In altre parole, è un film che del fumetto intende rispettare ben poco - e ne abbiamo parlato anche nella nostra recensione di Joker - riducendo al minimo indispensabile e in un contesto più verosimile la presenza di figure come Thomas Wayne o l'ospedale di Arkham (lontano anni luce dalle tinte gotiche tradizionalmente associate al manicomio criminale nell'universo cartaceo della DC Comics). Eppure, forse in quell'infedeltà si cela la fedeltà più grande, di cui vogliamo parlare prendendo come spunto iniziale il finale di Joker. Attenzione, seguono spoiler !
Arthur Fleck, il trionfo del clown?
Per tutta la durata del film, Arthur Fleck (Joaquin Phoenix) è alle prese con un mondo che lo disprezza, dalla società in senso più ampio che taglia i fondi all'iniziativa che gli dà accesso ai farmaci necessari per tenere sotto controllo i suoi vari disturbi mentali alla figura più specifica di Thomas Wayne, che rifiuta di avere a che fare con Arthur pur essendo (forse) suo padre. E poi c'è la goccia che fa traboccare il vaso: Murray Franklin (Robert De Niro), popolare conduttore televisivo e idolo indiscusso di Arthur, che invita l'aspirante comico a partecipare al suo programma solo per potersi prendere gioco di lui. Risultato: il folle Arthur, le cui azioni precedenti (l'uccisione, per legittima difesa, di tre rampolli dell'alta finanza di Gotham) hanno cominciato a ispirare moti di ribellione tra gli oppressi, uccide Murray in diretta televisiva e si precipita in mezzo alla strada, acclamato come un eroe da un'orda di seguaci (uno dei quali uccide Thomas e Martha Wayne davanti al piccolo Bruce). La follia ha trionfato, e il sorriso beffardo di Arthur, ormai ribattezzato Joker, è il simbolo di una rivoluzione.
È tutto vero?
O almeno lo è per un periodo limitato, perché poi ritroviamo Arthur all'interno di Arkham, dove si appresta a raccontare una barzelletta alla dottoressa di turno (un omaggio ingannevole a Harley Quinn), salvo poi cambiare idea e dire "Lei non la capirebbe". E poi c'è l'immagine di commiato, dove Joker, presumibilmente dopo averla uccisa (lo suggeriscono le impronte insanguinate), balla nei corridoi dell'ospedale, inseguito dallo staff. Alla luce di quanto abbiamo appreso nel corso del film, sorge spontanea la domanda: quello che abbiamo visto era vero, o solo il frutto dell'immaginazione di Arthur, la cui immagine della realtà è visibilmente distorta sin dall'inizio, prima ancora dell'assenza dei farmaci (basti pensare al suo rapporto con la vicina di casa)? È indubbiamente stato internato per un vero crimine, ma quale? L'uccisione di Murray, della madre, o dei tre giovani che lo tormentavano sulla metropolitana? Il suo trionfo era vero, o la sua mente malata ha ampliato a dismisura le azioni di pochi disadattati come lui, che vedevano nelle sue azioni un che di messianico? Il dubbio è lecito, così come lo era per una delle principali fonti di ispirazione del film, Taxi Driver (una teoria vuole che il finale sia un'allucinazione di Travis Bickle in punto di morte). E proprio per questo, a suo modo, Joker è una trasposizione fedele delle gesta del folle pagliaccio.

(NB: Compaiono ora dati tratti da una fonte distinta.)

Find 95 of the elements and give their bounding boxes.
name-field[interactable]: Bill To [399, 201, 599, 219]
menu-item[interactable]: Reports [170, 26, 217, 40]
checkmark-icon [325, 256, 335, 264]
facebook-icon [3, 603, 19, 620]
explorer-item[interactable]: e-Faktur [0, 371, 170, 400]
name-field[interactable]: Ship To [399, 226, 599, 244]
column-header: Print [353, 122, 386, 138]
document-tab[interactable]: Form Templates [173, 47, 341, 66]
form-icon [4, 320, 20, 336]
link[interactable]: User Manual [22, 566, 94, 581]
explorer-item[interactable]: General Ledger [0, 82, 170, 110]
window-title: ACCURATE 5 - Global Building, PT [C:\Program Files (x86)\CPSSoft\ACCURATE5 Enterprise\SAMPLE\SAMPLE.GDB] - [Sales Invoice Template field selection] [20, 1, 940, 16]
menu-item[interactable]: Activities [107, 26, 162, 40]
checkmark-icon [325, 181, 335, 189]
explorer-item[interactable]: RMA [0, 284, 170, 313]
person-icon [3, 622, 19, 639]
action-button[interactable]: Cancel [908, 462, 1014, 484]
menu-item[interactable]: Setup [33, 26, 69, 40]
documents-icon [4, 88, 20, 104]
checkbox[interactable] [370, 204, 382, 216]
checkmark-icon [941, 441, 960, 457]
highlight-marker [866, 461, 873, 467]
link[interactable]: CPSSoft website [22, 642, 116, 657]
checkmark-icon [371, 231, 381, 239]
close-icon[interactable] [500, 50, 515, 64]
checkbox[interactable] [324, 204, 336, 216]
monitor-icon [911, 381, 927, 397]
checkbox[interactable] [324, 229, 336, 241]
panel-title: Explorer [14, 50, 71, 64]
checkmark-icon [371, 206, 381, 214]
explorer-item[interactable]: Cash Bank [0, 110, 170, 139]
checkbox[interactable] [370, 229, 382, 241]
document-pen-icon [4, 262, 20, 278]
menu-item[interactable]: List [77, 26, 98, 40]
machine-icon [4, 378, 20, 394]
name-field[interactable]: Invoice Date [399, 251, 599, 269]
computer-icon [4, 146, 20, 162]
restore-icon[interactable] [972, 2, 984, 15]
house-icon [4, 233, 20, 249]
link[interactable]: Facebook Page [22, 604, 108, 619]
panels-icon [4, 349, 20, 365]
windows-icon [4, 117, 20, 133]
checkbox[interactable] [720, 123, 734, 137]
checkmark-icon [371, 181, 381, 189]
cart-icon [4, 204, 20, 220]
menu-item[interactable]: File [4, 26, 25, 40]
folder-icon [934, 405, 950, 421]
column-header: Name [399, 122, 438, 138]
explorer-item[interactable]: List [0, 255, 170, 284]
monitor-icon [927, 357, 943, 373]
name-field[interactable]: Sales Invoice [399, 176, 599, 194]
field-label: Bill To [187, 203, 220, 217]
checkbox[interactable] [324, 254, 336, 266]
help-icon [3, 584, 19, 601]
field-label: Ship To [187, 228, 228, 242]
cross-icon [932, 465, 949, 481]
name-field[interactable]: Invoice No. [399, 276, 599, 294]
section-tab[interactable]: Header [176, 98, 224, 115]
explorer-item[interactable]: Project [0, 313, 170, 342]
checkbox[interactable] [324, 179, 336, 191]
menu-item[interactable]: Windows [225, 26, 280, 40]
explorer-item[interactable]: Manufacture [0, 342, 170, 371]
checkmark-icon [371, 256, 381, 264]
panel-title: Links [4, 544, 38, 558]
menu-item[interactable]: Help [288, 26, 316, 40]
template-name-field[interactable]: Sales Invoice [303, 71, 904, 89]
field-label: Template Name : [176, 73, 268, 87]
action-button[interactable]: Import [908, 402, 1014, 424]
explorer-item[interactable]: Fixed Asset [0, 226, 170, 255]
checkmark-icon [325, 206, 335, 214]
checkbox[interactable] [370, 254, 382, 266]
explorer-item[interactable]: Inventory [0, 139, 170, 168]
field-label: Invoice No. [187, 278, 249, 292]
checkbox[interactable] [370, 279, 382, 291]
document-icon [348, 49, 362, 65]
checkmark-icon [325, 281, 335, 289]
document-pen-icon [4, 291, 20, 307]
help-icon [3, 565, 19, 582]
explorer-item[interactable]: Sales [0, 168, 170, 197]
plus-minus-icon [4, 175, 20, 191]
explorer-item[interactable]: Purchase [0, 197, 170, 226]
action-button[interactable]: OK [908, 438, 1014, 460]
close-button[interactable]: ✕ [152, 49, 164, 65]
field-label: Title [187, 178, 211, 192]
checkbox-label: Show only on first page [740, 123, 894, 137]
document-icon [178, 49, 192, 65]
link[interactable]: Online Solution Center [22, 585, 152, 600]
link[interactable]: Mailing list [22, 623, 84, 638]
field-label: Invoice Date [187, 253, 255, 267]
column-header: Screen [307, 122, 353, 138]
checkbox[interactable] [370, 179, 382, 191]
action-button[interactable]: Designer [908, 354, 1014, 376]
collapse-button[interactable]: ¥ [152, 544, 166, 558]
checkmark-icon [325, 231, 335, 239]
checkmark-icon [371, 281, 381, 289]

Joker: il film che ridefinisce il cinecomic
Quale opzione scegliere?
"A volte lo ricordo in un modo, a volte in un altro. Se proprio devo avere un passato, preferisco che sia a scelta multipla." Questa è la celebre frase del clown in The Killing Joke, la graphic novel definitiva sul personaggio, a cui si rifà anche Il cavaliere oscuro, dove il villain fornisce due spiegazioni diverse sull'origine delle sue cicatrici facciali (Batman lo interrompe prima che racconti una terza versione). Il film di Todd Phillips applica il medesimo principio, dando al pagliaccio un'origine precisa che in realtà non lo è: la madre di Arthur sostiene che lui sia il figlio illegittimo di Thomas Wayne, ma quest'ultimo lo smentisce sottolineando la follia della donna, precedentemente internata ad Arkham dopo aver permesso che uno dei suoi compagni violentasse il figlio.

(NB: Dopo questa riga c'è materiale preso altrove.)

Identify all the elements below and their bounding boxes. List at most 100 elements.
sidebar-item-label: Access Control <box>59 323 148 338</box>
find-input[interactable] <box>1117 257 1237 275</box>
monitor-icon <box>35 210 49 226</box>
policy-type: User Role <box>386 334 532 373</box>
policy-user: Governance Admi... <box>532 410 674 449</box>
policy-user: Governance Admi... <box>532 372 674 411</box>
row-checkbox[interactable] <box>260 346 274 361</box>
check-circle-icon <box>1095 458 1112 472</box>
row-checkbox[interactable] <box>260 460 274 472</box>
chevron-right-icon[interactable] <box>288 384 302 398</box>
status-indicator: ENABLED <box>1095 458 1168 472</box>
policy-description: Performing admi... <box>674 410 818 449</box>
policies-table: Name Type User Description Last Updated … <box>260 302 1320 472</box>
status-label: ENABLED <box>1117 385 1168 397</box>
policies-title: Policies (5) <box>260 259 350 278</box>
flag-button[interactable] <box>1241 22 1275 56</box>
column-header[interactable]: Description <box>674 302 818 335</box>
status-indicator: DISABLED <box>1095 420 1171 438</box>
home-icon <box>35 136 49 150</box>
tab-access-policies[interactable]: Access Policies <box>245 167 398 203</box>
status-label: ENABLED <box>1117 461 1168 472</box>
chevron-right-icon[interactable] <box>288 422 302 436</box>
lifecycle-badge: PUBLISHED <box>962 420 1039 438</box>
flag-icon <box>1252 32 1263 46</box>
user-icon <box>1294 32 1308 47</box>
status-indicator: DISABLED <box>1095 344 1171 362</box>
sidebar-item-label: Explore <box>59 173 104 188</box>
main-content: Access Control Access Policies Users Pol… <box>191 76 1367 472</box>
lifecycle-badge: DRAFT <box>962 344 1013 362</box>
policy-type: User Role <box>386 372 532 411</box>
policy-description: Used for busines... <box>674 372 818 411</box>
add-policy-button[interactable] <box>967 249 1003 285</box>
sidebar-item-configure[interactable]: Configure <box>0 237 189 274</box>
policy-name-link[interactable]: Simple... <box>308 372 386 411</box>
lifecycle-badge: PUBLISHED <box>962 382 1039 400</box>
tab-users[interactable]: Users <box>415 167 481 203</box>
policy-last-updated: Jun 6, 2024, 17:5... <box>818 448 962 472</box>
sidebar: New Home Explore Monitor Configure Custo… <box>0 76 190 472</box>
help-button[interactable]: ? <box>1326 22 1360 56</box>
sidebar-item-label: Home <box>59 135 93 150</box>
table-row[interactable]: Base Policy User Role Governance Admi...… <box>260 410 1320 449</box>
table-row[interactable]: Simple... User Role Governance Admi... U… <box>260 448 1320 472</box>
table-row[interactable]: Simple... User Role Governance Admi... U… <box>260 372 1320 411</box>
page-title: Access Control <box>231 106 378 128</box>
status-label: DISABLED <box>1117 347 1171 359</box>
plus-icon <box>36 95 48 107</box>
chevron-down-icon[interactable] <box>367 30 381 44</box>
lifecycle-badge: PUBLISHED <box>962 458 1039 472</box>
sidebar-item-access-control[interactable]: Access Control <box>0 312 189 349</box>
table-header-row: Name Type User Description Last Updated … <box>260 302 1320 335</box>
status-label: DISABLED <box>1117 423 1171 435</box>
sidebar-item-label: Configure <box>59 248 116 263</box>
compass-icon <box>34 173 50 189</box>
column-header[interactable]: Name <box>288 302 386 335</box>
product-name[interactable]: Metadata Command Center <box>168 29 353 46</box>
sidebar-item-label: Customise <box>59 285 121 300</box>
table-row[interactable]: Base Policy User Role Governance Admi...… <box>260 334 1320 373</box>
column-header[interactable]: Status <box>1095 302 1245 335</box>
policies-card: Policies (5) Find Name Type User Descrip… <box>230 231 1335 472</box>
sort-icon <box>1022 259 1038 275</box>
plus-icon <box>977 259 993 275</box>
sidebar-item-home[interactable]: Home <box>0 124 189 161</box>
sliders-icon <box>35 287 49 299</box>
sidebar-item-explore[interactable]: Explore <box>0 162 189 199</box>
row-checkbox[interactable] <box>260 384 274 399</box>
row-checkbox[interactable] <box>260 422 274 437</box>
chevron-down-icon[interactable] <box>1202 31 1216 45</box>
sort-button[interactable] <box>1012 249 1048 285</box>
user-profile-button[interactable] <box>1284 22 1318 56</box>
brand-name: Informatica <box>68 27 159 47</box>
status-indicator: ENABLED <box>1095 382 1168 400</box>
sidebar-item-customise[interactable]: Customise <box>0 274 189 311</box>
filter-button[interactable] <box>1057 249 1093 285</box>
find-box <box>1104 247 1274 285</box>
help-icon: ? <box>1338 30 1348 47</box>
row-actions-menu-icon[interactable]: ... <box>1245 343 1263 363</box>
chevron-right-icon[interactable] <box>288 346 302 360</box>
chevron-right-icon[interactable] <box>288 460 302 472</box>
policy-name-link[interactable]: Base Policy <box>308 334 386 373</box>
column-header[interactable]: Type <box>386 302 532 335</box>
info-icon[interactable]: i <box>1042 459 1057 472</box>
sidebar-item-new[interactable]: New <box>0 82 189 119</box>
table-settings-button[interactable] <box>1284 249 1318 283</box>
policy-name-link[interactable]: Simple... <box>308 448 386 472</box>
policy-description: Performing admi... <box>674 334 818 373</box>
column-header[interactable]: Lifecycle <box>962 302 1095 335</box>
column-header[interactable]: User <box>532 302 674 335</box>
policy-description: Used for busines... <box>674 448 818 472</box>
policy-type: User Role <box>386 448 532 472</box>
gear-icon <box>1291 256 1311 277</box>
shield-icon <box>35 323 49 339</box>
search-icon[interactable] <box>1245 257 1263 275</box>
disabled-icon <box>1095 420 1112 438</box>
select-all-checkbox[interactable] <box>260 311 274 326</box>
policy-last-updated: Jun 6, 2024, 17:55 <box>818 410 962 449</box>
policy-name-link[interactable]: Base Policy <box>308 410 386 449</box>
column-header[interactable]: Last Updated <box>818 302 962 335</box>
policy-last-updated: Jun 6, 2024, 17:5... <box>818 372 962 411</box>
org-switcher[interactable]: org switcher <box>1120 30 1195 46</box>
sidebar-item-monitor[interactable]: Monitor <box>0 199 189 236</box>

Inoltre, come svelato proprio tramite una visita ad Arkham, Penny Fleck avrebbe adottato Arthur, lasciando nel dubbio la sua vera identità e, con essa, l'origine della sua psicosi. Le opzioni sono multiple, filtrate attraverso il punto di vista schizofrenico che accomuna madre e figlio. L'unica certezza è quella del nuovo nome, quello che Arthur sceglie di adottare, trasformando un nomignolo beffardo in terrificante biglietto da visita: Joker.

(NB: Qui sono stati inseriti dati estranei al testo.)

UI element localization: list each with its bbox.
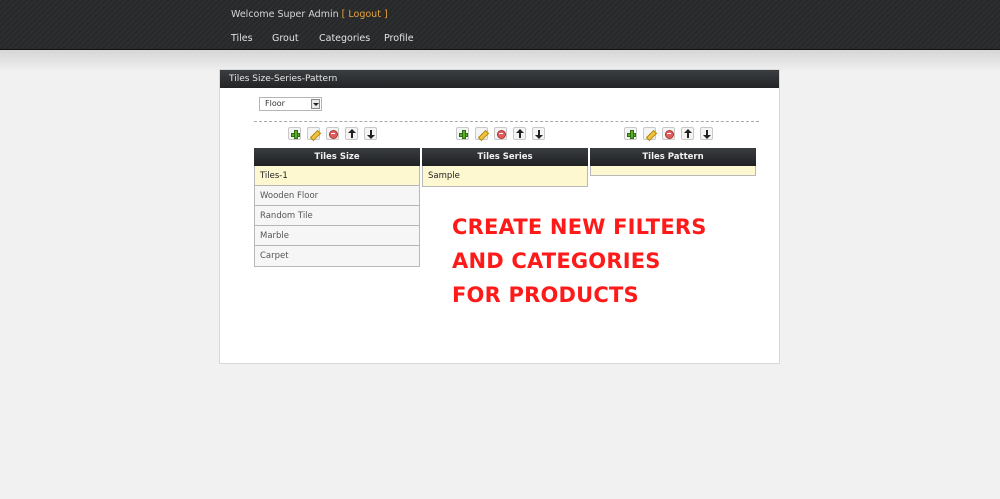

Da Joker a Arancia Meccanica: i film tra psicosi e atti di violenza
Non ci verrà mai detto il vero appellativo del celebre criminale, e la sua origine sarà sempre avvolta nel mistero. C'è però una certa logica perversa nella storyline della doppia famiglia, vera o falsa che sia: sempre in The Killing Joke, sottolineando quanto eroe e villain siano simili, il Joker dice a Batman "Sei a una giornata storta di distanza dal diventare come me", frase che assume tutt'altra connotazione in una realtà alternativa dove i due potrebbero essere fratellastri. Per non parlare del destino di Thomas, ucciso a sangue freddo da un "discepolo" di Arthur, il che pone le basi per l'inevitabile trasformazione di Bruce in Batman. E qui si ripensa al film di Tim Burton, dove fu proprio Jack Napier (il futuro Joker) a eliminare i coniugi Wayne, mentre la sua trasformazione fisica e mentale è dovuta a uno scontro con l'Uomo Pipistrello, il quale alla fine gli dice "Tu hai creato me, e io ho creato te." A suo modo, Phillips rielabora tale concetto all'inverso: Thomas Wayne (che, ricordiamolo, nella dimensione parallela di Flashpoint diventa Batman al posto del figlio) ha in parte creato il Joker, e questi, per interposta persona, finisce per creare il vigilante di cui Gotham avrà bisogno. Le colpe dei genitori si abbattono sulle vite dei due "fratelli", che non vedremo mai combattere in questa incarnazione specifica del franchise. E non ce n'è bisogno, perché anche lì, nei dubbi che attraversano il film, c'è una sorta di promessa di quella costante legata alla mitologia fumettistica e cinematografica della DC, già espressa ai tempi da Heath Ledger: "Io e te siamo destinati ad andare avanti così per sempre." Anche quando ciò che vediamo sullo schermo è, in apparenza, un tradimento di tutto quello che sapevamo sui personaggi.